A: Trigonometric ratios have many real-world applications, including:
- Navigation: Trigonometric ratios are used in navigation to determine distances and directions.
- Physics: Trigonometric ratios are used in physics to describe the motion of objects.
- Engineering: Trigonometric ratios are used in engineering to design and build structures.
In this article, we have answered some frequently asked questions related to trigonometric ratios. We have also discussed some common trigonometric identities and real-world applications of trigonometric ratios.
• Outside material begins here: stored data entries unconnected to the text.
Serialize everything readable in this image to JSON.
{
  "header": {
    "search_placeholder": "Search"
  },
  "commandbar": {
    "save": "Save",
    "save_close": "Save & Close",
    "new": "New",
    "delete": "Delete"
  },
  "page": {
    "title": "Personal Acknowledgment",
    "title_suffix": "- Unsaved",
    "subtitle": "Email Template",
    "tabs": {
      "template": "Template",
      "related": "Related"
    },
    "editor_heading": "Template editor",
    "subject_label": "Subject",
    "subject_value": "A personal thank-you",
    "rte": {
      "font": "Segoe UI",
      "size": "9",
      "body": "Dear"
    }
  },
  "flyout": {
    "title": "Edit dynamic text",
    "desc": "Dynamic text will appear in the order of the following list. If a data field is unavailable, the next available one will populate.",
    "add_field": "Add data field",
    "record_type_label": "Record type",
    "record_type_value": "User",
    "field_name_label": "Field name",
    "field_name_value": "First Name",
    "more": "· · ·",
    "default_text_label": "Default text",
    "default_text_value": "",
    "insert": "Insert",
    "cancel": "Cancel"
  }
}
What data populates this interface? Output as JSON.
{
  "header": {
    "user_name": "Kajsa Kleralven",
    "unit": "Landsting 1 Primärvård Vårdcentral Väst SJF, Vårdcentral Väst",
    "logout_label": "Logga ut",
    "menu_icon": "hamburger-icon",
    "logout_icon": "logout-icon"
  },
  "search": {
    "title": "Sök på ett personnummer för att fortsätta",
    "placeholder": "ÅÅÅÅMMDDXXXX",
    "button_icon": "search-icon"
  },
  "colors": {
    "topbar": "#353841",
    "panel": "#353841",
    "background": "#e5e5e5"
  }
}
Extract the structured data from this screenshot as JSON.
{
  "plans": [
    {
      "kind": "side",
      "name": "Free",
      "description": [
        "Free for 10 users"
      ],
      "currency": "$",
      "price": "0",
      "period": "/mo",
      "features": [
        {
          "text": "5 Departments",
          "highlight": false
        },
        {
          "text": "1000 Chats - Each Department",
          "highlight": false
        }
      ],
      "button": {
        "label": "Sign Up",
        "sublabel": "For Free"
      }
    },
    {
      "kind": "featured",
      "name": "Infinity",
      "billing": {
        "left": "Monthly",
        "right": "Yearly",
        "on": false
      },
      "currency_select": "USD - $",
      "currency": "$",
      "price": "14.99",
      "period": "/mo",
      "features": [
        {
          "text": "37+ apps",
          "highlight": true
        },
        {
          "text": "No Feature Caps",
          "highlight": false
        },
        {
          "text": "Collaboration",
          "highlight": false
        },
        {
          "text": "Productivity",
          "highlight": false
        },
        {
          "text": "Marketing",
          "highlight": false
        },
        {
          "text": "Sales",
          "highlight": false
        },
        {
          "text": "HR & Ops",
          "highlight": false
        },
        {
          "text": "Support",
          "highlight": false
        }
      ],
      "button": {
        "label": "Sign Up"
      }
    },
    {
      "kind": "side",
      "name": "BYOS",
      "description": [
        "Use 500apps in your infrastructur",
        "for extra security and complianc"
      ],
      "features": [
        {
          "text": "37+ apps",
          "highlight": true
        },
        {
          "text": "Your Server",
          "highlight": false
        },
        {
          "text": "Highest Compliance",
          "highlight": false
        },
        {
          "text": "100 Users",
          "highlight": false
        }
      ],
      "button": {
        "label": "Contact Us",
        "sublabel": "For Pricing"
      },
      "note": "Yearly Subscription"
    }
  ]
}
By understanding these concepts, you can use trigonometric ratios to solve problems and make informed decisions in a variety of fields.
If you want to learn more about trigonometric ratios, here are some additional resources:
- Khan Academy: Trigonometry
- Mathway: Trigonometric Ratios
- Wolfram Alpha: Trigonometric Ratios
In conclusion, trigonometric ratios are an essential part of mathematics and have many real-world applications. By understanding the concepts and formulas discussed in this article, you can use trigonometric ratios to solve problems and make informed decisions in a variety of fields.